ASD and choosing a primary school

Moving from kindergarten or early intervention is an exciting and daunting time for all children.  For many children this will be the first time they have spent the whole day away from mum and dad. They will move from a small centre to a larger school environment. The class they are in may have as many as 25 students or more all wanting to make friends and interact with their teacher. The playground will be much bigger, containing play equipment, possibly designated play spaces, large open spaces and traditionally low fence lines. Classrooms will be large with many desks and curriculum equipment. Many schools are open plan, this means up to three or four classes of students could all be in the one learning space.


As a parent you need to think about what environment your child is going to need to support his/her learning needs. If your child also has a learning disability such as an Intellectual Disability(ID) or Attention Deficit Hyperactivity Disorder (ADHD)  then further considerations need to be made. A starting point would be to talk to the professionals already working with your child. What environment are they suggesting for your child and how do you feel about their recommendations?
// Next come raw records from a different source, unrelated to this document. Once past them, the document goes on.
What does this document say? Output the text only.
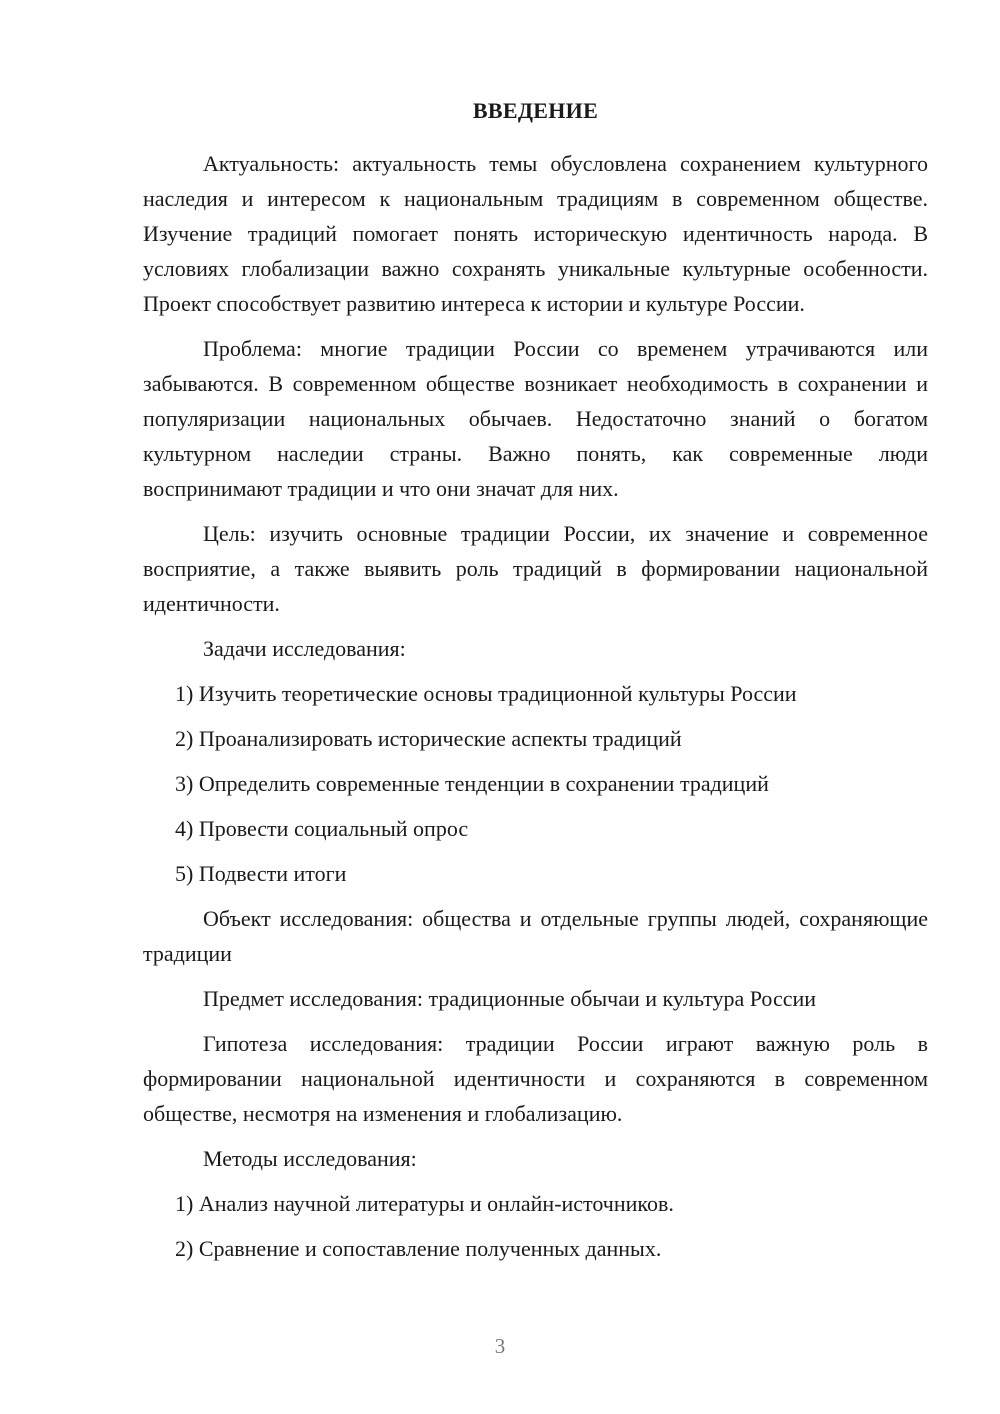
ВВЕДЕНИЕ

Актуальность: актуальность темы обусловлена сохранением культурного наследия и интересом к национальным традициям в современном обществе. Изучение традиций помогает понять историческую идентичность народа. В условиях глобализации важно сохранять уникальные культурные особенности. Проект способствует развитию интереса к истории и культуре России.

Проблема: многие традиции России со временем утрачиваются или забываются. В современном обществе возникает необходимость в сохранении и популяризации национальных обычаев. Недостаточно знаний о богатом культурном наследии страны. Важно понять, как современные люди воспринимают традиции и что они значат для них.

Цель: изучить основные традиции России, их значение и современное восприятие, а также выявить роль традиций в формировании национальной идентичности.

Задачи исследования:

1) Изучить теоретические основы традиционной культуры России

2) Проанализировать исторические аспекты традиций

3) Определить современные тенденции в сохранении традиций

4) Провести социальный опрос

5) Подвести итоги

Объект исследования: общества и отдельные группы людей, сохраняющие традиции

Предмет исследования: традиционные обычаи и культура России

Гипотеза исследования: традиции России играют важную роль в формировании национальной идентичности и сохраняются в современном обществе, несмотря на изменения и глобализацию.

Методы исследования:

1) Анализ научной литературы и онлайн-источников.

2) Сравнение и сопоставление полученных данных.

3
Your choices could be the local neighbourhood mainstream primary school, possibly a specialist school for children with ASD or a mix of both, this is called a dual enrolment.
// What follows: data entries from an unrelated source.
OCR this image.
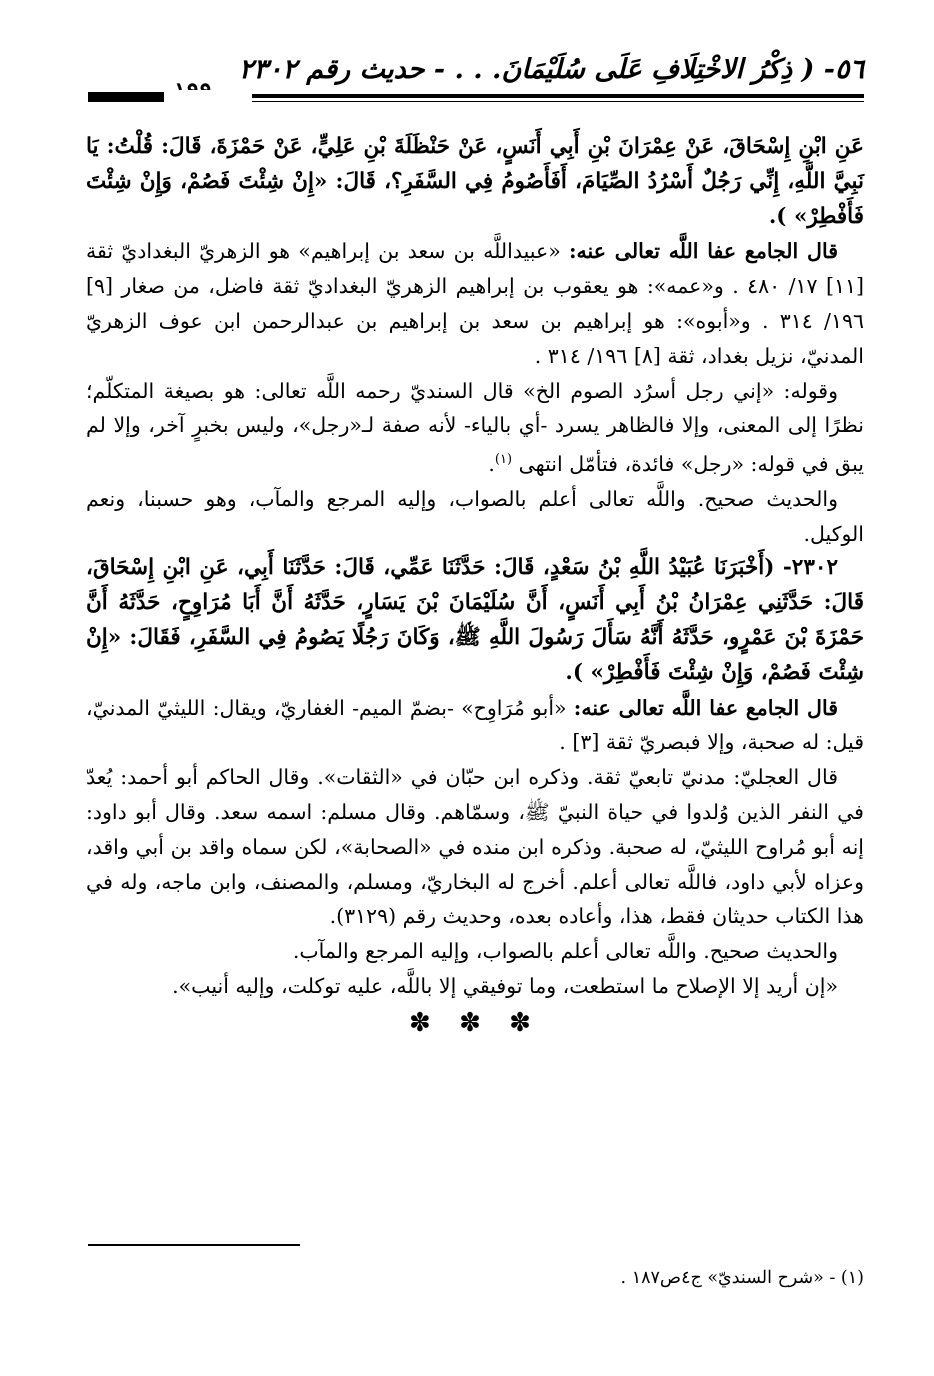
٥٦- ( ذِكْرُ الاخْتِلَافِ عَلَى سُلَيْمَانَ. . . - حديث رقم ٢٣٠٢

عَنِ ابْنِ إِسْحَاقَ، عَنْ عِمْرَانَ بْنِ أَبِي أَنَسٍ، عَنْ حَنْظَلَةَ بْنِ عَلِيٍّ، عَنْ حَمْزَةَ، قَالَ: قُلْتُ: يَا نَبِيَّ اللَّهِ، إِنِّي رَجُلٌ أَسْرُدُ الصِّيَامَ، أَفَأَصُومُ فِي السَّفَرِ؟، قَالَ: «إِنْ شِئْتَ فَصُمْ، وَإِنْ شِئْتَ فَأَفْطِرْ» ).

قال الجامع عفا اللَّه تعالى عنه: «عبيداللَّه بن سعد بن إبراهيم» هو الزهريّ البغداديّ ثقة [١١] ١٧/ ٤٨٠ . و«عمه»: هو يعقوب بن إبراهيم الزهريّ البغداديّ ثقة فاضل، من صغار [٩] ١٩٦/ ٣١٤ . و«أبوه»: هو إبراهيم بن سعد بن إبراهيم بن عبدالرحمن ابن عوف الزهريّ المدنيّ، نزيل بغداد، ثقة [٨] ١٩٦/ ٣١٤ .

وقوله: «إني رجل أسرُد الصوم الخ» قال السنديّ رحمه اللَّه تعالى: هو بصيغة المتكلّم؛ نظرًا إلى المعنى، وإلا فالظاهر يسرد -أي بالياء- لأنه صفة لـ«رجل»، وليس بخبرٍ آخر، وإلا لم يبق في قوله: «رجل» فائدة، فتأمّل انتهى $^{(١)}$.

والحديث صحيح. واللَّه تعالى أعلم بالصواب، وإليه المرجع والمآب، وهو حسبنا، ونعم الوكيل.

٢٣٠٢- (أَخْبَرَنَا عُبَيْدُ اللَّهِ بْنُ سَعْدٍ، قَالَ: حَدَّثَنَا عَمِّي، قَالَ: حَدَّثَنَا أَبِي، عَنِ ابْنِ إِسْحَاقَ، قَالَ: حَدَّثَنِي عِمْرَانُ بْنُ أَبِي أَنَسٍ، أَنَّ سُلَيْمَانَ بْنَ يَسَارٍ، حَدَّثَهُ أَنَّ أَبَا مُرَاوِحٍ، حَدَّثَهُ أَنَّ حَمْزَةَ بْنَ عَمْرٍو، حَدَّثَهُ أَنَّهُ سَأَلَ رَسُولَ اللَّهِ ﷺ، وَكَانَ رَجُلًا يَصُومُ فِي السَّفَرِ، فَقَالَ: «إِنْ شِئْتَ فَصُمْ، وَإِنْ شِئْتَ فَأَفْطِرْ» ).

قال الجامع عفا اللَّه تعالى عنه: «أبو مُرَاوِح» -بضمّ الميم- الغفاريّ، ويقال: الليثيّ المدنيّ، قيل: له صحبة، وإلا فبصريّ ثقة [٣] .

قال العجليّ: مدنيّ تابعيّ ثقة. وذكره ابن حبّان في «الثقات». وقال الحاكم أبو أحمد: يُعدّ في النفر الذين وُلدوا في حياة النبيّ ﷺ، وسمّاهم. وقال مسلم: اسمه سعد. وقال أبو داود: إنه أبو مُراوح الليثيّ، له صحبة. وذكره ابن منده في «الصحابة»، لكن سماه واقد بن أبي واقد، وعزاه لأبي داود، فاللَّه تعالى أعلم. أخرج له البخاريّ، ومسلم، والمصنف، وابن ماجه، وله في هذا الكتاب حديثان فقط، هذا، وأعاده بعده، وحديث رقم (٣١٢٩).

والحديث صحيح. واللَّه تعالى أعلم بالصواب، وإليه المرجع والمآب.

«إن أريد إلا الإصلاح ما استطعت، وما توفيقي إلا باللَّه، عليه توكلت، وإليه أنيب».

✽ ✽ ✽
(١) - «شرح السنديّ» ج٤ص١٨٧ .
Next step would be to make appointments with as many schools as you can to get a feel for what they can offer your child. You need to decide at this time whether you take your child with you to this initial visit or take them with you on a second visit. Have a list of questions to take with you so you can compare schools. Have a look at the Checklist for Primary School and Checklist for Special School  for more information.

Once you have made your visits and have had your questions answered you will be more informed and able to make a decision in the best interest of your child. At this time make sure you have your paperwork organised. You may wish to consult back with the professionals currently working with your child to discuss your findings. Remember you can always arrange followup visits to the schools to ask further questions.